Record highs in media M&A; online media buoyant

This is the estimate made by Jordan & Edmiston Group (JEGI), a consulting firm specialising in media M&A. As many as 637 transactions recorded by this firm aggregated a total value of over $95 billion in this period. For details, see: table below.

The M&A market for media and information companies in the most recent quarter was clouded by credit market disruption and concerns for a potential advertising and broader economic slowdown. While a large number of transactions were announced, the pace slackened and some notable previously announced deals stalled.

Despite this, M&A for the media and information industries scaled to record highs in the first three quarters of the year. As many as 637 transactions were announced totalling over $95 billion in value, as tracked by JEGI across 11 media and information sectors (see chart below). Deal value in the first nine months of 2007 has already far exceeded the records of full-year 2006.

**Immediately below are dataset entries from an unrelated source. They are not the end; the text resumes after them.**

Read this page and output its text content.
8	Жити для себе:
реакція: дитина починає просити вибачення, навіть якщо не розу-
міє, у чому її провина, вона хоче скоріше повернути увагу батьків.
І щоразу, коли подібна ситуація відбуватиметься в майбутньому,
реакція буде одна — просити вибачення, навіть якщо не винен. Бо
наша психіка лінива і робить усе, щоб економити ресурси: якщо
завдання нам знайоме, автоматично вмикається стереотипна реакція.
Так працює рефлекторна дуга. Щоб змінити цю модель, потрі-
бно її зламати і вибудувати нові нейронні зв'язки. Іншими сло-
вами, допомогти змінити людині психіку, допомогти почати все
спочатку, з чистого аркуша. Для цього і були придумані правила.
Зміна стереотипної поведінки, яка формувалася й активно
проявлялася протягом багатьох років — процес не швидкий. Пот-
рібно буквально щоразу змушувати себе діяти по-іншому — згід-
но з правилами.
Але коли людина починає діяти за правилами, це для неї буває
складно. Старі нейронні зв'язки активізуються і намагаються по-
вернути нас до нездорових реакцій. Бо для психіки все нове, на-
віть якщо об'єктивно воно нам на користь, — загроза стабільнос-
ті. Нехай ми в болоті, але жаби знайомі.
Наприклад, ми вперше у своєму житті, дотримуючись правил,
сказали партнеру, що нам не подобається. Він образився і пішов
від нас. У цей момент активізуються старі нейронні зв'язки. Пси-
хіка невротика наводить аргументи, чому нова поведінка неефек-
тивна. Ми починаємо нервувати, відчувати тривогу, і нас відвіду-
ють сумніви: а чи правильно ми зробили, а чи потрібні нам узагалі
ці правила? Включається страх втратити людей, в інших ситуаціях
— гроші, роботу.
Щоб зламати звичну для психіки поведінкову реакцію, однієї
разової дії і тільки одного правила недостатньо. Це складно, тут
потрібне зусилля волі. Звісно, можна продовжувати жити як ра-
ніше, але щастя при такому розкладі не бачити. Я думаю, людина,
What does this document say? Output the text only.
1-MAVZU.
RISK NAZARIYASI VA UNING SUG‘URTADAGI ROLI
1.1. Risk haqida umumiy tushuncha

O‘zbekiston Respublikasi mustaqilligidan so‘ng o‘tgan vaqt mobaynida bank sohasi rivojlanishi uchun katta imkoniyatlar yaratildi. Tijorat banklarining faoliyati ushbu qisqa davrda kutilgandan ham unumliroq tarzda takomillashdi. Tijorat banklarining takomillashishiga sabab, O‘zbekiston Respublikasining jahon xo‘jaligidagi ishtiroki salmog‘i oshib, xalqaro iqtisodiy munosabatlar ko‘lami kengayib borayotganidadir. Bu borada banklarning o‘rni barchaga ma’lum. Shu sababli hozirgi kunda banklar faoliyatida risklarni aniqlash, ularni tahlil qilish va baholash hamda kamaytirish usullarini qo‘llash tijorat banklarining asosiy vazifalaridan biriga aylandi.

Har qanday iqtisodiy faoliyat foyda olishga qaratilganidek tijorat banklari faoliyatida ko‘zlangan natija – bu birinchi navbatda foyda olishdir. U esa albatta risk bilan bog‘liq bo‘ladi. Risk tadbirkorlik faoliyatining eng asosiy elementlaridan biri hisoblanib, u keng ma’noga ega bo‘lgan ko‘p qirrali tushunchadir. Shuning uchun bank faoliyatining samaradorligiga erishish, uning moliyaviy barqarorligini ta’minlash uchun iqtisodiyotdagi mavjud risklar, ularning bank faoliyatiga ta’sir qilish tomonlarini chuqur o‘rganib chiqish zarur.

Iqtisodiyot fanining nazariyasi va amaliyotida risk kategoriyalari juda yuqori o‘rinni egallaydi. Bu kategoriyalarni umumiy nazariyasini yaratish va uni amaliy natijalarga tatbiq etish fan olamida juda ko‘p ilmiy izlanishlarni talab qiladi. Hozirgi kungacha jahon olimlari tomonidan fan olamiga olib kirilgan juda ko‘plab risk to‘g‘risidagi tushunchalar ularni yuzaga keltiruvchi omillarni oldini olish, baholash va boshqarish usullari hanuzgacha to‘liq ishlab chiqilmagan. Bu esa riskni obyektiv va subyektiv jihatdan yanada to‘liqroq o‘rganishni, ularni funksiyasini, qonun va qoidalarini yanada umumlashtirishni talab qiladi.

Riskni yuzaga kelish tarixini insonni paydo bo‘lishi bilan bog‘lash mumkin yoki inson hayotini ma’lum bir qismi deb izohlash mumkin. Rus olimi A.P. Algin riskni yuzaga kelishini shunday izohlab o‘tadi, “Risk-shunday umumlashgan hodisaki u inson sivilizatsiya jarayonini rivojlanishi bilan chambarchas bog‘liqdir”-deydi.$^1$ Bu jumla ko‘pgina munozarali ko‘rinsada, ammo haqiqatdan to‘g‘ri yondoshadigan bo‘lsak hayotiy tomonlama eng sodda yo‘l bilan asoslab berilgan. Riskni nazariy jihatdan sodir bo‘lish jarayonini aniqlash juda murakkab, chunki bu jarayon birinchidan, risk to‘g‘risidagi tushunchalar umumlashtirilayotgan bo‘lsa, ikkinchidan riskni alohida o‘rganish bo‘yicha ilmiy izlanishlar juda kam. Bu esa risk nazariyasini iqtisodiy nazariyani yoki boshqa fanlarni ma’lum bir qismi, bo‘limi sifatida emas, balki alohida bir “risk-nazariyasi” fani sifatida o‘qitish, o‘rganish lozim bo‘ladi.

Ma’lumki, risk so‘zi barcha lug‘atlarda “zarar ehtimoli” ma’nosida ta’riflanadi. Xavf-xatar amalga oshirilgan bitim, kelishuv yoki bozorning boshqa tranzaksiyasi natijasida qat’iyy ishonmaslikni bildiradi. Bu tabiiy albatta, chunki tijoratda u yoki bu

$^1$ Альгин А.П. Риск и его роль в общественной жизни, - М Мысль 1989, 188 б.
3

The JEGI report says, "Once again, media and information M&A was dominated by an extraordinary number of transactions in two sectors - marketing services and online media, which together accounted for 414 transactions valued at $36 billion, or 65 per cent of total deals announced and 38 per cent of total deal value."

Big online deals
Online advertising is projected to reach nearly $22 billion in 2007, growing 28 per cent over 2006, according to research provided by eMarketer at a recent Online Publishers Association event, the JEGI report says. "The robust growth in Internet advertising spend has made online ad networks and technology providers attractive growth acquisitions, and a number of them changed hands in 2007, led by the $5.7 billion acquisition of aQuantive by Microsoft and the $3.1 billion announced acquisition of DoubleClick by Google, as well as Yahoo''s $300 million acquisition of Blue Lithium, and the $275 million purchase of Tacoda by AOL."

M&A activity for the online media segment continued its rapid pace during the first three quarters of 2007, with 232 transactions totalling over $8 billion in value, accounting for respective 71 per cent and 44 per cent increases over 2006. The third quarter saw the $345 million sale of business.com to R.H. Donnelley, Club Penguin''s sale to Walt Disney for $350 million plus earn-out, and the sale of RealAge and UGO Networks to Hearst for undisclosed amounts.